礼拝メモ 11月14日

聖書 ルカの福音書5章33節-39節

 ルカの福音書は人間味のあるイエス様の姿を描いています。今朝の聖書の箇所は、当時のユダヤ人には分かりやすいたとえ話です。

 「また彼らは」で始まる段落ですが、少し前の30節にある「パリサイ人や律法学者」たちのことです。彼らはレビの家の宴会を見て、弟子たちに「小声で文句を言った」のですが、イエス様が答えました。そこで、今度はイエス様自身に質問を向けました。それは、断食に関する質問です。

 「ヨハネの弟子たちはよく断食をし、祈りをしています。パリサイ人の弟子たちも同じです。ところが、あなたの弟子たちは食べたり飲んだりしています。」この言葉は、憤懣やる方ない思いなのか、うらやましい気持ちなのか、どちらでしょう。

 イエス様は、たとえ話で答えました。最初は花婿と友人のたとえです。パリサイ人の言葉にある「あなたの弟子たち」に関連するのが、この友人ですから、花婿はイエス様ご自身のことです。花婿に付き添う友人たちはお祝い気分ですから、断食をするはずがない、と言うことでしょう。しかし、「花婿が取り去られる」とは、イエス様がご自身の死を意識していたことが分かります。その時は、悲しみのゆえに断食をするでしょう。

 さらに、イエス様の話しは続きます。今度は、布切れのつぎ当ての話しです。古い布はしょうが抜けてしまい、新しい布で継ぎを当ててもすぐダメになってしまいます。これは布の性質を言っているのですが、パリサイ人の考え方ややり方のなかに古いしきたりで、意味もなくやっていることを暗に示しています。新しい布であるイエス様の教えは、彼らのやり方では合わないのです。

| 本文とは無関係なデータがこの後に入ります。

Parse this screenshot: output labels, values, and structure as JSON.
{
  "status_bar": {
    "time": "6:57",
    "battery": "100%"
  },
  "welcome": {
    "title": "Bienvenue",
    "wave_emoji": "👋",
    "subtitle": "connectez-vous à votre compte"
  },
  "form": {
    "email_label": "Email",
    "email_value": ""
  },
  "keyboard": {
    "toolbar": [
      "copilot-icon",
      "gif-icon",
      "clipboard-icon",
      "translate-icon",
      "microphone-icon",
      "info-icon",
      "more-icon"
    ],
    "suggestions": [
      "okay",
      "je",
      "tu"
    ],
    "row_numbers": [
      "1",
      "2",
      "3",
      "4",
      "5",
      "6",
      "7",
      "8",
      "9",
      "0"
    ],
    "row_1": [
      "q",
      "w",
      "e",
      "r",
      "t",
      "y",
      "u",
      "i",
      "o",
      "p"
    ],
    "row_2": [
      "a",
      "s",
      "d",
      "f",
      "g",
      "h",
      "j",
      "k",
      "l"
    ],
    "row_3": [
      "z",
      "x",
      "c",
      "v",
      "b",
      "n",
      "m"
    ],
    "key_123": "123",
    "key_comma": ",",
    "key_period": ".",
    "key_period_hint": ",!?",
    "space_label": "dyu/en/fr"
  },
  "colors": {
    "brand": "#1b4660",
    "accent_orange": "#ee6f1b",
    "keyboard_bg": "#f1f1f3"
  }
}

 どうして新しい布で古い布の破れを継ぐことができないかというと、新しい教えであるイエス様の生き方には、パリサイ人にはない何かがあるからです。それを示す例えが、ぶどう酒と皮袋のたとえです。

 皮袋は、ヤギや子羊の皮をなめして作ります。水や牛や山羊の乳を、あるいはここで言われているぶどう酒を入れるのに使われます。ただし、ぶどう酒は、新しいものは発酵を続けますので、袋が膨らみます。古い皮袋は硬くなっていて、その膨張に耐えられず、破裂して破れてしまいます。それではぶどう酒まで流れ出てしまいます。これは、当時の人々には当たり前のこととして理解していたでしょう。私たちには少々説明が必要です。

 イエス様の生き方に共鳴し、その教えにならって生きていこうとすると、この新しい生き方には、新鮮な、活き活きした活力がありますので、古いやり方を踏襲するのでは間に合わないのです。

 断食については、宥めの日(ユダヤの7月10日)が断食の日として定められていましたが、そのほかは任意でした。それを月曜と木曜の週に2日断食する習慣がパリサイ人の中にありました(ルカ18:12)。このパリサイ人の祈りは単なる自慢話のように見えます。それに比べて、取税人の祈りは「神様、罪人の私をあわれんでください」でした(18:13)。ここにイエス様の恵みに生きる生き方の出発点があります。イエス様の教えは、心が純潔にならないと実行できないのです。そのために、まず、罪を赦されて、主イエス様と親しく生きるとき「新しい皮袋」が生まれるのです。神様の愛を受けて、神様と人を愛して生きる幸いな人生を歩みましょう。